Richard W.M. Jones
2019-Oct-18  15:38 UTC
[Libguestfs] [PATCH nbdkit] Add support for AF_VSOCK.
This is a series of patches to libnbd and nbdkit adding AF_VSOCK support. On the host side it allows you to start an nbdkit instance which listens on a virtio-vsock socket: $ ./nbdkit -fv --vsock memory 1G ... nbdkit: debug: bound to vsock 2:10809 On the guest side you can then use libnbd to connect to the server: $ ./run nbdsh -c 'h.connect_vsock(2, 10809)' -c 'print(h.get_size())' 1073741824 $ ./run nbdfuse mp --vsock 2 10809 & $ ll mp/ total 0 -rw-rw-rw-. 1 rjones rjones 1073741824 Oct 18 16:23 nbd $ dd if=/dev/random of=mp/nbd bs=1024 count=100 conv=notrunc,nocreat dd: warning: partial read (84 bytes); suggest iflag=fullblock 0+100 records in 0+100 records out 6851 bytes (6.9 kB, 6.7 KiB) copied, 0.013797 s, 497 kB/s (Performance of FUSE is not great, it should be better using raw libnbd.) I mainly wrote this to show that it can be done. It's unclear if this would be faster or slower than the usual way that NBD devices are exposed to guests via virtio-blk/-scsi. https://wiki.qemu.org/Features/VirtioVsock Thanks: Stefan Hajnoczi for help with debugging this.
Richard W.M. Jones
2019-Oct-18  15:38 UTC
[Libguestfs] [PATCH nbdkit] Add support for AF_VSOCK.

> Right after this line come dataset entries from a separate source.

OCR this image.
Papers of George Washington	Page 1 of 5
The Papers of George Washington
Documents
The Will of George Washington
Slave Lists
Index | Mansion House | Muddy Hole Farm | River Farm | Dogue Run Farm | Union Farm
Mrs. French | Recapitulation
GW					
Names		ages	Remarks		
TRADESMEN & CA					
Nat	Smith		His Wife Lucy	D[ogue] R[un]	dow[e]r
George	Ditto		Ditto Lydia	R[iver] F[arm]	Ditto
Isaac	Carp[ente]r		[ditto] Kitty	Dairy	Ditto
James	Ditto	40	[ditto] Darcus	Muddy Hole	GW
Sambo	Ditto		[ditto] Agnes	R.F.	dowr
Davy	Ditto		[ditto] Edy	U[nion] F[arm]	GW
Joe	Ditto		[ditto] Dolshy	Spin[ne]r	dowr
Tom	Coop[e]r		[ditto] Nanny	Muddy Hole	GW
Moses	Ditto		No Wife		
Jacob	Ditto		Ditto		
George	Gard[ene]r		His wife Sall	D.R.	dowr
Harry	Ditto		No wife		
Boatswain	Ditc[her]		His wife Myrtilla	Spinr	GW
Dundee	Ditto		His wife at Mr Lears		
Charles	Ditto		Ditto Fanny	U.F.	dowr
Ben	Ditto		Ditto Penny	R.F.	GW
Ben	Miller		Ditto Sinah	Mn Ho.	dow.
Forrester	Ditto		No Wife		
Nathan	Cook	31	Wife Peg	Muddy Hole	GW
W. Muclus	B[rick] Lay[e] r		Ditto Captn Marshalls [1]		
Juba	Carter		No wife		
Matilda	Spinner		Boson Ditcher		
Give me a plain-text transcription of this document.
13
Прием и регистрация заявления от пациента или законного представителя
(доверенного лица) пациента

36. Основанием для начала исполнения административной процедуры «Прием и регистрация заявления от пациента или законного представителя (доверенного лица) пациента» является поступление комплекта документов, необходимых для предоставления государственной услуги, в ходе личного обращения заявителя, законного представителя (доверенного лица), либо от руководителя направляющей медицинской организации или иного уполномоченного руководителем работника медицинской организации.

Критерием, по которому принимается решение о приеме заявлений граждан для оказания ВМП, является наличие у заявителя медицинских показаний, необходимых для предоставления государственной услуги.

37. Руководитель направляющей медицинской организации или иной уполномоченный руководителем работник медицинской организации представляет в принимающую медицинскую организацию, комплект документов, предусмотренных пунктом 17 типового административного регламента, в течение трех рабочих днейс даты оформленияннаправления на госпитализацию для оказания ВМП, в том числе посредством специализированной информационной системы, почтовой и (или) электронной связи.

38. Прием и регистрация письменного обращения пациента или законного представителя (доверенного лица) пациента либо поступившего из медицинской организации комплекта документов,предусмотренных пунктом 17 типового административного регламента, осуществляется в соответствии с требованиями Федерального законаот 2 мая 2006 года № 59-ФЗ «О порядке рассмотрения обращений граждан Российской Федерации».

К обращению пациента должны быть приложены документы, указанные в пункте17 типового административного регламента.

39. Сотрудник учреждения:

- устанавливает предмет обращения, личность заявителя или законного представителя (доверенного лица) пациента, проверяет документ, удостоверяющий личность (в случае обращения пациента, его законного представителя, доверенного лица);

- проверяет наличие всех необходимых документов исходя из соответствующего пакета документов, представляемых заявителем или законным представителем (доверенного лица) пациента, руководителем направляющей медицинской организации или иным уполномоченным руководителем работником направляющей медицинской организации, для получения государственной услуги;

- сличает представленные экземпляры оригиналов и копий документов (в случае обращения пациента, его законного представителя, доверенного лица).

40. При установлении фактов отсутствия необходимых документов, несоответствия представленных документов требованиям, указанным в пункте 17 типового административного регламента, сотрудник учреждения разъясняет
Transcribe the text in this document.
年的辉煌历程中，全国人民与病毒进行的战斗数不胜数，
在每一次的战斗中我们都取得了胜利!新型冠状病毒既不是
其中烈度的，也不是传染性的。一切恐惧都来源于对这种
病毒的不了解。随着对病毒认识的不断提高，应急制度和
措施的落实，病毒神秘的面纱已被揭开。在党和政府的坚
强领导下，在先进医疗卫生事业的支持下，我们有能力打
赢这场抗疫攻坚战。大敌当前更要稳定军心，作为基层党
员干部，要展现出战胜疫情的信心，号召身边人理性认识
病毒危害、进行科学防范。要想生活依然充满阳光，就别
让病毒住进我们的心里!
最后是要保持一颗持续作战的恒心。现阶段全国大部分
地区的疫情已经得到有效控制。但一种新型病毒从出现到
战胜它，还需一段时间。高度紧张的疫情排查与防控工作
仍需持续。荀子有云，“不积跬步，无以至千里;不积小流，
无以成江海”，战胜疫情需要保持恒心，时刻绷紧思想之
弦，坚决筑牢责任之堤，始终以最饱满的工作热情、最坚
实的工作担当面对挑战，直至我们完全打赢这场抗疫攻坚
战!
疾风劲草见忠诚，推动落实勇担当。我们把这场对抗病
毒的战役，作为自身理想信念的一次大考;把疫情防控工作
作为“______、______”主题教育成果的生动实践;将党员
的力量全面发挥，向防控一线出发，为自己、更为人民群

On platforms which support it (only Linux currently) nbdkit can act as
a vsock server.  Guests running on the host see a raw NBD socket which
it can connect to by opening an AF_VSOCK connection.  (Although only
libnbd supports this).
The current limitations are:
 * nbdkit can only act as a host (cid == VMADDR_CID_HOST == 2).
 * There is no access control.  Any guest which has vsock enabled can
   open the socket.
 * nbdkit can only listen on either TCP/IP or AF_VSOCK, not both at
   the same time.  (The same currently applies to TCP/IP vs AF_UNIX so
   this is not a new restriction).
 * Lacks a test because you cannot use vsock to communicate host to
   host.
See: https://wiki.qemu.org/Features/VirtioVsock
---
 configure.ac            |  2 ++
 docs/nbdkit-service.pod | 49 ++++++++++++++++++++++++++-
 docs/nbdkit.pod         |  5 +++
 docs/synopsis.txt       |  2 +-
 server/internal.h       |  2 ++
 server/main.c           | 37 ++++++++++++++++++---
 server/options.h        |  2 ++
 server/sockets.c        | 73 +++++++++++++++++++++++++++++++++++++++++
 8 files changed, 165 insertions(+), 7 deletions(-)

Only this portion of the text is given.